C’est cela Virginia Woolf, une autrice remarquable qui fait réfléchir son lectorat, qui va plus loin par sa démarche novatrice.

C’est cela une grande metteure en scène Pauline Bayle qui a décelé la modernité de l’autrice et qui propose avec brio un spectacle de mouvements et de réflexions.

C’est cela un grand spectacle qui relève de l’expérience du sensible, de la métamorphose, de l’advenir.

On l’aura compris, ce spectacle s’adresse à tous ceux qui ont à écrire leur vie ou qui sont en train de le faire ou encore de le refaire.

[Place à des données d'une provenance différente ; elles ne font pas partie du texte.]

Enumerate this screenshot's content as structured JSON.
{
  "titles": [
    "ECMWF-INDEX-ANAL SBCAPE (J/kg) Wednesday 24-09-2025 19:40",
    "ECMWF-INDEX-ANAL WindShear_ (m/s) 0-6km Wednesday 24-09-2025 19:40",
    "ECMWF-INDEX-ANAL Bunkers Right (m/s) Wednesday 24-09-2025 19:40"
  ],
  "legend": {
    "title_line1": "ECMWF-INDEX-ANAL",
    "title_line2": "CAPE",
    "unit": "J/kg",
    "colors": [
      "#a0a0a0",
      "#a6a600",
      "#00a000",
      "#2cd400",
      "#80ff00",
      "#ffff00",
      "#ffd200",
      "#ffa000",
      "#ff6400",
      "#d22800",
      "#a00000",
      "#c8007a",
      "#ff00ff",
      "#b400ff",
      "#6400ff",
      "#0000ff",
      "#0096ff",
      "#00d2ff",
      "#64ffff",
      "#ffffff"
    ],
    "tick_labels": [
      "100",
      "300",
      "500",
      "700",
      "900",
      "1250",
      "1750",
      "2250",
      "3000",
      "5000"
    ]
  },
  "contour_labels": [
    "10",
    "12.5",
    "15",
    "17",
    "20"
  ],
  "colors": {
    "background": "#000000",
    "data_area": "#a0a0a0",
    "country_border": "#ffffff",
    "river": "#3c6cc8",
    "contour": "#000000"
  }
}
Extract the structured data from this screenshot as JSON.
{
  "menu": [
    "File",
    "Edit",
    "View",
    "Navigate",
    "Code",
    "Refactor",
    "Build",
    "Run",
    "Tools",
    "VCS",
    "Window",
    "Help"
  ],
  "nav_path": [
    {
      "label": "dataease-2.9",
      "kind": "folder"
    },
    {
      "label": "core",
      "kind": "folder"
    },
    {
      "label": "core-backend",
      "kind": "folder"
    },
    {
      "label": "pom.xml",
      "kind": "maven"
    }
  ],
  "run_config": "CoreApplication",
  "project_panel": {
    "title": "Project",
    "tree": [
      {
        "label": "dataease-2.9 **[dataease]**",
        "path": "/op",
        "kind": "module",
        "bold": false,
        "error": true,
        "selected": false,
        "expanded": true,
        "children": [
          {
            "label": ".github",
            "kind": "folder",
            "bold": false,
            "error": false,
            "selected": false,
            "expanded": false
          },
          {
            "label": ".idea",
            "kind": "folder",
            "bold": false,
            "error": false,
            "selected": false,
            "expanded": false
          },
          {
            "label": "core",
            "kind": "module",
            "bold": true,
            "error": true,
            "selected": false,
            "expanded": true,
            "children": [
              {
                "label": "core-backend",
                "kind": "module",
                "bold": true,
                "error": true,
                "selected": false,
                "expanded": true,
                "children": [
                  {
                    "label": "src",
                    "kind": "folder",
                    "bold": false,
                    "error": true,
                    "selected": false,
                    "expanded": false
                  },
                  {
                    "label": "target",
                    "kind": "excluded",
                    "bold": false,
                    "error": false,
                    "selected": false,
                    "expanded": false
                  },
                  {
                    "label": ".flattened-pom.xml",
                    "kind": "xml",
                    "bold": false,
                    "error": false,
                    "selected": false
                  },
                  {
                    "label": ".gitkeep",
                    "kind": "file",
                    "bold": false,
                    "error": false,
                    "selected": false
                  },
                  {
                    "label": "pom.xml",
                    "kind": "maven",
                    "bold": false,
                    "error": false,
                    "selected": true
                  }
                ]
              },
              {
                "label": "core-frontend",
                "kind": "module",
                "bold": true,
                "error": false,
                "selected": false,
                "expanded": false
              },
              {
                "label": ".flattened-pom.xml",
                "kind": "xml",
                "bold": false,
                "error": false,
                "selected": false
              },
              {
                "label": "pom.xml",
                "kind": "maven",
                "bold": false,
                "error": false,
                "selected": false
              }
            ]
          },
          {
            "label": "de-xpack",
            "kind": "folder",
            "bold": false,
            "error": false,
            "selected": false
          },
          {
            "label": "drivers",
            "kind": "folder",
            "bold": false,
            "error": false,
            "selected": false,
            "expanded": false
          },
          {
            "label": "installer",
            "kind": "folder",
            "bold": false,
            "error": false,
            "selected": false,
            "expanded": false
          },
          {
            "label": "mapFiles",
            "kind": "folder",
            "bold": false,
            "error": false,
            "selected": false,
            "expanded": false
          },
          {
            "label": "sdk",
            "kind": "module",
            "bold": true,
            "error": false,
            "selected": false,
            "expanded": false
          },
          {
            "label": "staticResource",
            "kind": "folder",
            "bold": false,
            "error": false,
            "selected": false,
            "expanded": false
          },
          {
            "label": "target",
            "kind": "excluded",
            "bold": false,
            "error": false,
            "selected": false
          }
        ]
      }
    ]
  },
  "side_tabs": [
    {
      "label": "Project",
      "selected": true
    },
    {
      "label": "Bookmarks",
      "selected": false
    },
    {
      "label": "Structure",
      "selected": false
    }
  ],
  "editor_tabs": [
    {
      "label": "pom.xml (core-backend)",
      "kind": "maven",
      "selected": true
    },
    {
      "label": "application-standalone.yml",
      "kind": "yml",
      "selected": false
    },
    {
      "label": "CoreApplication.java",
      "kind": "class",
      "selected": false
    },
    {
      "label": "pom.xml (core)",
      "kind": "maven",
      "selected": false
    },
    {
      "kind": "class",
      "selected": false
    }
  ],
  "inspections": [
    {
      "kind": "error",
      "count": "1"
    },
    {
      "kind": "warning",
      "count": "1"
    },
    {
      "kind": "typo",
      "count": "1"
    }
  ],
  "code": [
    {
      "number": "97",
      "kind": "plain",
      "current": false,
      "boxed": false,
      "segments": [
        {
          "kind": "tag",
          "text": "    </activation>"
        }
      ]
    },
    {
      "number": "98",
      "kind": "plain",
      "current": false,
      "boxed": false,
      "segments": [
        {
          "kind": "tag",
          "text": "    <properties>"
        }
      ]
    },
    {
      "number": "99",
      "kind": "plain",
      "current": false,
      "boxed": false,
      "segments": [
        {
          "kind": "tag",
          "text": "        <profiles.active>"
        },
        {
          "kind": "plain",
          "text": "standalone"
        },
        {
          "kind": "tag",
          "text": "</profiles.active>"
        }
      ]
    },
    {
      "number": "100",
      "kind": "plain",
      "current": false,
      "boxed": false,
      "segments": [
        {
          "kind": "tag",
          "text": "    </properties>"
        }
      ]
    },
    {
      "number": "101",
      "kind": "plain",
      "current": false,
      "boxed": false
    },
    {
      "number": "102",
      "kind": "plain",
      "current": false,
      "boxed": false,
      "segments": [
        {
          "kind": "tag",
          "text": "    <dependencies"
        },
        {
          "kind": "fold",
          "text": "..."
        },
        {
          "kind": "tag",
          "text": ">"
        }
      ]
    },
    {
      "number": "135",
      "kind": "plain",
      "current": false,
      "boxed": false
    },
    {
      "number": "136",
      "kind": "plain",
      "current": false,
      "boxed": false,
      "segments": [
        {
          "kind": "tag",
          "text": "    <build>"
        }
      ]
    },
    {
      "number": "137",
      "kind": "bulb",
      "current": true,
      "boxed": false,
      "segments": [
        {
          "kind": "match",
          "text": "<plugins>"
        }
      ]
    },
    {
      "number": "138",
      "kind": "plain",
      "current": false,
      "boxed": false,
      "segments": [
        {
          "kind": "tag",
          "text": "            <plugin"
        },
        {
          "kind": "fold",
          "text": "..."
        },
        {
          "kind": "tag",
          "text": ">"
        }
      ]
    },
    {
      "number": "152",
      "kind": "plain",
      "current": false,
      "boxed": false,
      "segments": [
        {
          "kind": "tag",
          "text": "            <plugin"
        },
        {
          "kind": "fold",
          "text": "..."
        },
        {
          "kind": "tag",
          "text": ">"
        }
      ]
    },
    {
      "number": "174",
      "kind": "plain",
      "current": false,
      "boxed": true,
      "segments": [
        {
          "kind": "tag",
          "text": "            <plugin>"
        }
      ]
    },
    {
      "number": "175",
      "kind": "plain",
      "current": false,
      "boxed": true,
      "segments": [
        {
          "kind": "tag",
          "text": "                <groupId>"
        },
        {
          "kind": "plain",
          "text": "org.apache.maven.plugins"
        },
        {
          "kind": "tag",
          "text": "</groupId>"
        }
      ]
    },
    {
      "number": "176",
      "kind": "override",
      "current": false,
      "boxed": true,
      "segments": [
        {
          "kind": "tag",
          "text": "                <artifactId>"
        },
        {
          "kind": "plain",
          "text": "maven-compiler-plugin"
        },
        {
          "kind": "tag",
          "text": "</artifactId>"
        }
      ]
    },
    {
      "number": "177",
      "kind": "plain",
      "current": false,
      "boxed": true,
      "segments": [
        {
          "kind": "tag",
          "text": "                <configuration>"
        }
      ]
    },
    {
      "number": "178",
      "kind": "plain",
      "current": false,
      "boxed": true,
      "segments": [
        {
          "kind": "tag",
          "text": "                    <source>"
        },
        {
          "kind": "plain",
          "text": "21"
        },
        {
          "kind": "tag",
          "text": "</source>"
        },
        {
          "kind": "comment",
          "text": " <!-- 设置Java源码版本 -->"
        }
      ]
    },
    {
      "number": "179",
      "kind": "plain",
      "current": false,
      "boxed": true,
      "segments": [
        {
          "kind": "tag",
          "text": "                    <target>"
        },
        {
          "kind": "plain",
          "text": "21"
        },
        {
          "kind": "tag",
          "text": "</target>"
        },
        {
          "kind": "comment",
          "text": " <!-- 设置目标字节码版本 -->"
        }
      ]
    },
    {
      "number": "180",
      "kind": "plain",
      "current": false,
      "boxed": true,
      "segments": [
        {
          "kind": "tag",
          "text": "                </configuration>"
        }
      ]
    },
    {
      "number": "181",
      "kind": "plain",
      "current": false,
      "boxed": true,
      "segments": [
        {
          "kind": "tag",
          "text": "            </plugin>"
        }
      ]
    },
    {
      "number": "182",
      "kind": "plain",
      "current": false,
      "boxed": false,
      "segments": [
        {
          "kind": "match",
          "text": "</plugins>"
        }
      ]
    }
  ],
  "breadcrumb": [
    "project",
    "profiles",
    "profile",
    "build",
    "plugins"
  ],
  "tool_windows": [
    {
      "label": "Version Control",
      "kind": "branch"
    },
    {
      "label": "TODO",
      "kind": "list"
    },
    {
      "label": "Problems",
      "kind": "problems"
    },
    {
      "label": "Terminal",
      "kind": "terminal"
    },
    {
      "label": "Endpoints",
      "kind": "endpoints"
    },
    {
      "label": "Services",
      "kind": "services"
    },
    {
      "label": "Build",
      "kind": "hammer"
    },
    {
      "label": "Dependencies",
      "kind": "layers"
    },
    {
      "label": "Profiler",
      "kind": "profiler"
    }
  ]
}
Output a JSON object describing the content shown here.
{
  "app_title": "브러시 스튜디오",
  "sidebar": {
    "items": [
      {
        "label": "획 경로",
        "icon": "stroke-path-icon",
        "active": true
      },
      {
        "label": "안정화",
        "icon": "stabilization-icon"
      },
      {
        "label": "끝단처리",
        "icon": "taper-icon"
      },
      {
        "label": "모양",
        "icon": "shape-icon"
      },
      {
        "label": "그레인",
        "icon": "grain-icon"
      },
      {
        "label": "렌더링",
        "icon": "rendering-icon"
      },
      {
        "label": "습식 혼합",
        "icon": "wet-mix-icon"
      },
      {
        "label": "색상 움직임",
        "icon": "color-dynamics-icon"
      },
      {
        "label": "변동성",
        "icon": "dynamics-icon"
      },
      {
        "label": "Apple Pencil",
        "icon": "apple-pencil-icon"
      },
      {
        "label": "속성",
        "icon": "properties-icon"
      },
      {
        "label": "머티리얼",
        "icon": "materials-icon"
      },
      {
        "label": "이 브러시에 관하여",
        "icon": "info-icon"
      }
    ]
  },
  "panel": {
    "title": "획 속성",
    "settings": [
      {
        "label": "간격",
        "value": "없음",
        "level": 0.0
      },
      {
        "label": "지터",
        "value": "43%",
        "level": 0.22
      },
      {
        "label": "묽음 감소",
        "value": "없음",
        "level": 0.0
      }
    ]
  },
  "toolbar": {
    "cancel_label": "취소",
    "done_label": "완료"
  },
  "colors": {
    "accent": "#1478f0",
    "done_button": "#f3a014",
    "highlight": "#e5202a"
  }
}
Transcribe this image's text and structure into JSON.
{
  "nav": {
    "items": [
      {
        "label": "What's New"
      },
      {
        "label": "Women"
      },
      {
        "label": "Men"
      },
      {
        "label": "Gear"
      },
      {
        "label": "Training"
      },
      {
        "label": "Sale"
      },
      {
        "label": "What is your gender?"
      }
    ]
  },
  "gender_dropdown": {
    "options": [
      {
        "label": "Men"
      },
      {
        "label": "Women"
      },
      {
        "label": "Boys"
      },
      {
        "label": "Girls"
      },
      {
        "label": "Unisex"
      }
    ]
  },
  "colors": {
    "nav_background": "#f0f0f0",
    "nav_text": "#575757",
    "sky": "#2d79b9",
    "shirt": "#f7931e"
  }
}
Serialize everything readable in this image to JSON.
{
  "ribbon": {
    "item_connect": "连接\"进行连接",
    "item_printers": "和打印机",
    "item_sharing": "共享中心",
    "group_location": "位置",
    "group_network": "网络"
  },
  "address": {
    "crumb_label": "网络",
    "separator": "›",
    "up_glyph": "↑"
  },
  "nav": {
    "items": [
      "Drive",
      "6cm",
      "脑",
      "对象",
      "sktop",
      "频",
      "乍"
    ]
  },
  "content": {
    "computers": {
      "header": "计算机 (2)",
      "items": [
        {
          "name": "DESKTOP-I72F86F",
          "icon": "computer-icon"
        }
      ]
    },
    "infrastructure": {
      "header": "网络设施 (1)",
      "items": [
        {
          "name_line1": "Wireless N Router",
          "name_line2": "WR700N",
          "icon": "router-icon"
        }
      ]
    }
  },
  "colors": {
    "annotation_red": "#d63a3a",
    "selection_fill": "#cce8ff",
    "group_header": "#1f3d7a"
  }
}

Le verbe est puissant, un sens de la formule percutant, des mots comme entendus du plus fond de soi, incarnés par des comédiens convaincus.

Où l‘on retrouve la merveilleuse comédienne depuis Odyssée jusqu‘aux Illusions perdues qu’est Charlotte van Berveselès.

La conclusion de cette proposition théâtrale est quasi philosophique : écrire sa vie pour renaître de ses failles, renaitre plus fort, plus conscient plus sûrement « parce que les plus belles histoires commencent toujours par un naufrage ».

L’autre soir, au premier rang un groupe d’adultes non-voyants a assisté à la représentation avec un émoi contenu. Un public diversifié suivait avec une attention quasi spirituelle.

La force, la puissance et la nécessité du théâtre étaient présents au Théâtre Public de Montreuil.

"Écrire sa vie" de Virginia Woolf

Tournée :

Théâtre Public de Montreuil, Centre dramatique national du 26 septembre au 21 octobre

– Le Parvis, Scène nationale Tarbes-Pyrénées les 20 et 21 novembre

– Châteauvallon-Liberté, Scène nationale de Toulon les 8 et 9 décembre

– TCC, Théâtre Châtillon Clamart les 14 et 15 décembre

– Théâtre Dijon Bourgogne, Centre dramatique national du 13 au 16 février 2024

– Théâtre de la Croix-Rousse, Lyon du 5 au 8 mars 2024.

Djalila Dechache Auteure, chercheure sur l ‘Emir Abdelkader l ‘Algérien, Kateb Yacine et le théâtre arabe.